EXPLANATION OF POSITIONING CONCEPTS
The purpose of positioning concepts is to stimulate thinking and elicit discussion to determine what aspects of a brand spark interest. Each concept, which consists of a couple of sentences, covers an idea that could potentially be the basis for the brand's positioning. Sometimes we develop more than one concept for the same idea since one expression can be more effective.
We are not looking for clever phrases or slogans. Instead, we are just exploring general ideas to find the "emotional pay dirt." It's essential to cover all the possible directions; however, we don't labor too much on writing the perfect sequence of words since consumers invariably tell us that what we thought was so great is not entirely on target.
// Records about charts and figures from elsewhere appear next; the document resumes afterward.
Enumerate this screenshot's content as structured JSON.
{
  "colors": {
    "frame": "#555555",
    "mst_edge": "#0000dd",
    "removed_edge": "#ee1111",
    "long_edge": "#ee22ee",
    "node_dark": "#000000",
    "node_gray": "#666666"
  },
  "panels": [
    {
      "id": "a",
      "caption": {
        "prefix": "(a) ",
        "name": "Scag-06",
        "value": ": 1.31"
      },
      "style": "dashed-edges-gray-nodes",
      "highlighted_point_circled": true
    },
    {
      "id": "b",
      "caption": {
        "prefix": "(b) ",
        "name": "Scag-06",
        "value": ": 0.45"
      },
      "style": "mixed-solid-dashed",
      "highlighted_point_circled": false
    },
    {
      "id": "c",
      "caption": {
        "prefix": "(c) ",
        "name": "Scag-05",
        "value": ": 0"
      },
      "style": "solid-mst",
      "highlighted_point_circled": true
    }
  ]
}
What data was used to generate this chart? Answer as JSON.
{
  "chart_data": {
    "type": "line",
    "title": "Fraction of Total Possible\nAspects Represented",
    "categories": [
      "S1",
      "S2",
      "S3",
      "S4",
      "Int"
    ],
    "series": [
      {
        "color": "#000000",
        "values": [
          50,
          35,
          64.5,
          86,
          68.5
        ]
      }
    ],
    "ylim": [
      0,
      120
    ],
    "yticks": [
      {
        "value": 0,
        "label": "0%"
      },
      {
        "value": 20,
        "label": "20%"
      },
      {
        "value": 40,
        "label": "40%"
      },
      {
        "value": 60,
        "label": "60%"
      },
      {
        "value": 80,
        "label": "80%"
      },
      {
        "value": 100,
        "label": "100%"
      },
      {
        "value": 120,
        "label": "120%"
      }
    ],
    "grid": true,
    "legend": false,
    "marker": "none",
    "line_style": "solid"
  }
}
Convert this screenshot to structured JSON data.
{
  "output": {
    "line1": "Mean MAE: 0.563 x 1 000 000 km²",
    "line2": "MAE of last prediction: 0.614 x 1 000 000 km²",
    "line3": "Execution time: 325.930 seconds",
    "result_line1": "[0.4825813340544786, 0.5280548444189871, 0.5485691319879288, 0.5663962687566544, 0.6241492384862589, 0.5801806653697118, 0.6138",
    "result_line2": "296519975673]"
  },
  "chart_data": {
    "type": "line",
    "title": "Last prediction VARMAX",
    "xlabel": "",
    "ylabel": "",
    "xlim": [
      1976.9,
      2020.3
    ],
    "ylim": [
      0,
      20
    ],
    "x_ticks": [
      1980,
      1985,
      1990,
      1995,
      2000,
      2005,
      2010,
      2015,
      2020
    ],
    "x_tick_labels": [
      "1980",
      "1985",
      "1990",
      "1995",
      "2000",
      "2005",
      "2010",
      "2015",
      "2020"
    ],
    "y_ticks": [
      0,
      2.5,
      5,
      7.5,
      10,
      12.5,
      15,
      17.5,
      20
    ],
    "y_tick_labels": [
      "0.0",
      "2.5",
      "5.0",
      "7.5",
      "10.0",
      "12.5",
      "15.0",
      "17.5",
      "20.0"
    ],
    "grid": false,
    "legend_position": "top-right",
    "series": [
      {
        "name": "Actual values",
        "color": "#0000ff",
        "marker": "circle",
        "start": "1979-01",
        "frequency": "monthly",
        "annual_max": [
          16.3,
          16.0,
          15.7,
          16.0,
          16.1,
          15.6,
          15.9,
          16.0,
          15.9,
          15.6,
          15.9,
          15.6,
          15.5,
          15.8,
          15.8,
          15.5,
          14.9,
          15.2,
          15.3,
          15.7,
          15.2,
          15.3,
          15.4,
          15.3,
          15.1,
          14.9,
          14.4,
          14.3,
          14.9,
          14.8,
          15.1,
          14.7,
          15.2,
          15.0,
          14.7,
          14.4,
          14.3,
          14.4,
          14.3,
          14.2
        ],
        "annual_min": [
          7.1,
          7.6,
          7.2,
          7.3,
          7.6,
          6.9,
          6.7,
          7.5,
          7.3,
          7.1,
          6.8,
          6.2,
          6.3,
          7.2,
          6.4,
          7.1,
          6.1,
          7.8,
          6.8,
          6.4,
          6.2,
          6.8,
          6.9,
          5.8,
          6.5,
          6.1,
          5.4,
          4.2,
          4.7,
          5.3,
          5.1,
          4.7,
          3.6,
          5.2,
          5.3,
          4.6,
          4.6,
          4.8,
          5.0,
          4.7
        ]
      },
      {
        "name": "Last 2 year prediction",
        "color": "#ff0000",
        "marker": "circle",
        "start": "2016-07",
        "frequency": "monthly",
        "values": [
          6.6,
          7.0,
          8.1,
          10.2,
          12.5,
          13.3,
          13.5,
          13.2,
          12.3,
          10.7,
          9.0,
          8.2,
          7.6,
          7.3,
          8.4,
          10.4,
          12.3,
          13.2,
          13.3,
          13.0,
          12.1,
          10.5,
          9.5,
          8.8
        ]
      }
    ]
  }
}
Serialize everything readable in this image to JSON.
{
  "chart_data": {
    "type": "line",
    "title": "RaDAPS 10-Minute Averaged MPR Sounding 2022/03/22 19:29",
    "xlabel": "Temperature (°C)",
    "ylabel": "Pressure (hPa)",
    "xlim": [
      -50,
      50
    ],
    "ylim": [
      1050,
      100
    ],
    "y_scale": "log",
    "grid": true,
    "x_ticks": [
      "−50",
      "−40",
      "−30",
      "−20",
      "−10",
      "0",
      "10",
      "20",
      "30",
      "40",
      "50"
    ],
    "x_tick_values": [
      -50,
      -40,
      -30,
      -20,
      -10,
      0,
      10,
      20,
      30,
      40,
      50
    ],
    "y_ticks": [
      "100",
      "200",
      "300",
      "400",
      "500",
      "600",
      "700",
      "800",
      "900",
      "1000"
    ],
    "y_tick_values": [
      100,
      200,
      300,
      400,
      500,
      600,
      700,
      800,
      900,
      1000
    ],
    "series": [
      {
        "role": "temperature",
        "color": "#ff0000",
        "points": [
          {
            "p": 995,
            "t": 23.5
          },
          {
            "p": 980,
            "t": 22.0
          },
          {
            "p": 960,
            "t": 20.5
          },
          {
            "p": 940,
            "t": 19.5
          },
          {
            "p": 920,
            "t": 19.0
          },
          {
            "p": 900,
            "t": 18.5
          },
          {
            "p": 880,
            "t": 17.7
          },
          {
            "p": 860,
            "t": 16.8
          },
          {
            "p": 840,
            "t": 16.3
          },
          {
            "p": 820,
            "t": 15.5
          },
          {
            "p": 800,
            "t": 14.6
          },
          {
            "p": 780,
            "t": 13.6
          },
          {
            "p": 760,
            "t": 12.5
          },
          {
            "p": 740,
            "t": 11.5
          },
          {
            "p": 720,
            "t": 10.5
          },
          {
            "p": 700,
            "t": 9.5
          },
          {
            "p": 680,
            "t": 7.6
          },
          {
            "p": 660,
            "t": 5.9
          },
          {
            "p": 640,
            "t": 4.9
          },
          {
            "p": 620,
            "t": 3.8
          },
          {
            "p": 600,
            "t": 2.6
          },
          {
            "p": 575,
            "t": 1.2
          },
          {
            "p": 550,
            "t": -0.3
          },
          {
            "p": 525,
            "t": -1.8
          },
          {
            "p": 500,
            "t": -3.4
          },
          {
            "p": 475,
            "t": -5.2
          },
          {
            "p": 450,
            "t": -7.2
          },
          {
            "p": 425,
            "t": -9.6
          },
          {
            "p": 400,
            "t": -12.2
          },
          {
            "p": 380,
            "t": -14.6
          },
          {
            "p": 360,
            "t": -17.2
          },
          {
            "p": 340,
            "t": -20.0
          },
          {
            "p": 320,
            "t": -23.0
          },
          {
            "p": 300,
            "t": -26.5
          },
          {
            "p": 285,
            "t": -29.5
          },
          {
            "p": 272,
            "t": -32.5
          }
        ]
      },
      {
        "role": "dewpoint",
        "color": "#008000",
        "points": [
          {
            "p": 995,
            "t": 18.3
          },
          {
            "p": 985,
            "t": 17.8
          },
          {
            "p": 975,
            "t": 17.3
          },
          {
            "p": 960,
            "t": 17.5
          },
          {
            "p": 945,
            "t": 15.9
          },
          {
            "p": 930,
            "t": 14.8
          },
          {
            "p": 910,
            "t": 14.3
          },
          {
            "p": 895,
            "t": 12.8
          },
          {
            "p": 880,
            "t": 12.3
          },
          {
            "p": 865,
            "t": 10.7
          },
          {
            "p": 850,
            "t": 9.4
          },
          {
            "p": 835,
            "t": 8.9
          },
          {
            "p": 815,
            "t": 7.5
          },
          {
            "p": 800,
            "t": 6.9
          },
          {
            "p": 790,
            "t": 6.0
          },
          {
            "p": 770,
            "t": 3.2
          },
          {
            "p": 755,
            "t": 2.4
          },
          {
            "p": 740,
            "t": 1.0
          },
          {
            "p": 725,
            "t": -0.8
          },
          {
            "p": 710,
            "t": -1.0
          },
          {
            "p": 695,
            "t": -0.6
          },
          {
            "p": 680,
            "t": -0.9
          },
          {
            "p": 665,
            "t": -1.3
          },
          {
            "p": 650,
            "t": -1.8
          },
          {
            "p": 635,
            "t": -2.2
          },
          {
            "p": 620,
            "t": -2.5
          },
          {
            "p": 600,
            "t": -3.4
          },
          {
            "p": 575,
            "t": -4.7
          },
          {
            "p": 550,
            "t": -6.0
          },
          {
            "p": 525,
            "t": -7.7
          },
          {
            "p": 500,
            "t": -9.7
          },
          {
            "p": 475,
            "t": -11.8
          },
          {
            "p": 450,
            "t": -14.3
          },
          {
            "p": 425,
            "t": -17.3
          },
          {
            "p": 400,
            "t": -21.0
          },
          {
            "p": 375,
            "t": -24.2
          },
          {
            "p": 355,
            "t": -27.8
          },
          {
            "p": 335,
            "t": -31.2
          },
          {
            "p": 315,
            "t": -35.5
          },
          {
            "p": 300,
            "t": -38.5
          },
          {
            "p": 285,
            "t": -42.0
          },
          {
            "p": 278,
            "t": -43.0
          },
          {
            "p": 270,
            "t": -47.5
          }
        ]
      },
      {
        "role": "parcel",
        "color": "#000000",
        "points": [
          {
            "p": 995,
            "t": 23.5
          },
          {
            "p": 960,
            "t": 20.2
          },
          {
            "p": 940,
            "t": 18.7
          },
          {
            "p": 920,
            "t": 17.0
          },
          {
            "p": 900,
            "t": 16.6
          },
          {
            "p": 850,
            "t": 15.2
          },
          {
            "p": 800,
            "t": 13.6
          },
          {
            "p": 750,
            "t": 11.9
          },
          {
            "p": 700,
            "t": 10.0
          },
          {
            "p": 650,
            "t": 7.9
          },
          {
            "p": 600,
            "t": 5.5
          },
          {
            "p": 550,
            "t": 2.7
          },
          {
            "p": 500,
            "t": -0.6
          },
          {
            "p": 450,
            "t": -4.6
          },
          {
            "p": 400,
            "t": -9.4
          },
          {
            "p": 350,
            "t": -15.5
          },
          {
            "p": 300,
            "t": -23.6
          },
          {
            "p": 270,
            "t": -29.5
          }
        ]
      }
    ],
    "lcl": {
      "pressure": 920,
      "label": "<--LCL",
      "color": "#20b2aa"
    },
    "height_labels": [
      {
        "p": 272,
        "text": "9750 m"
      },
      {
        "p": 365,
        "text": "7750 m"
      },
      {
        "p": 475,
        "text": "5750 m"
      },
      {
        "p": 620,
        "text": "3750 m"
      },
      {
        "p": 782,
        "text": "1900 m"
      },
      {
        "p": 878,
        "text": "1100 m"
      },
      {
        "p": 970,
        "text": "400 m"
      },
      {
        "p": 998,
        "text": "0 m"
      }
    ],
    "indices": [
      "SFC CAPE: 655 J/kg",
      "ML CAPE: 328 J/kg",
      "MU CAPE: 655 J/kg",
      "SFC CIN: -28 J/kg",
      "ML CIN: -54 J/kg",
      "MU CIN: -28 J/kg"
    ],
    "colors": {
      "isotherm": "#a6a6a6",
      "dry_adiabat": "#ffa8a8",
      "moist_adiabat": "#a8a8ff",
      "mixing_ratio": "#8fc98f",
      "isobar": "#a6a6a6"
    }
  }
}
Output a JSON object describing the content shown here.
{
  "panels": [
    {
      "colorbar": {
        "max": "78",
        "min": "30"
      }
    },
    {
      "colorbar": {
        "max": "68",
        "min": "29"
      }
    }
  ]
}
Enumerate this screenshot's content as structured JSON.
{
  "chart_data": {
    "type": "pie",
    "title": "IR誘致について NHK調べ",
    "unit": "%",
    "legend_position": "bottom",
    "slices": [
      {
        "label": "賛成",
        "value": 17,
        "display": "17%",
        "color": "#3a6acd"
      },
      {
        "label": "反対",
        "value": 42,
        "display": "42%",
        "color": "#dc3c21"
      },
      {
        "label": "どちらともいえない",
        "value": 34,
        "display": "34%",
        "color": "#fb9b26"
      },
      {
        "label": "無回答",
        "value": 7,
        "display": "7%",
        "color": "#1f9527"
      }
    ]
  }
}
Sometimes we might "stretch" an idea a little bit to see how it plays. If it is wildly successful then, even if it's not deliverable now, the client might want to "swim up to" that direction. Positioning is more than "what is." It is about "what could be." In essence, each concept is a piece of the brand story. We hand these over to consumers to let them reassemble pieces of the brand story in a meaningful way. Invariably, we find that some parts (concepts) are a turn-off, others hold no strong interest, and some are close to hitting the mark. We work with participants on the modifications to the more potent ideas that will take us to the right positioning.
Testing positioning concepts is as much - if not more - a generative as it is an evaluative exercise. We never expect any single idea to be the definitive answer, but the concepts can lead us to that blinding glimpse of the obvious.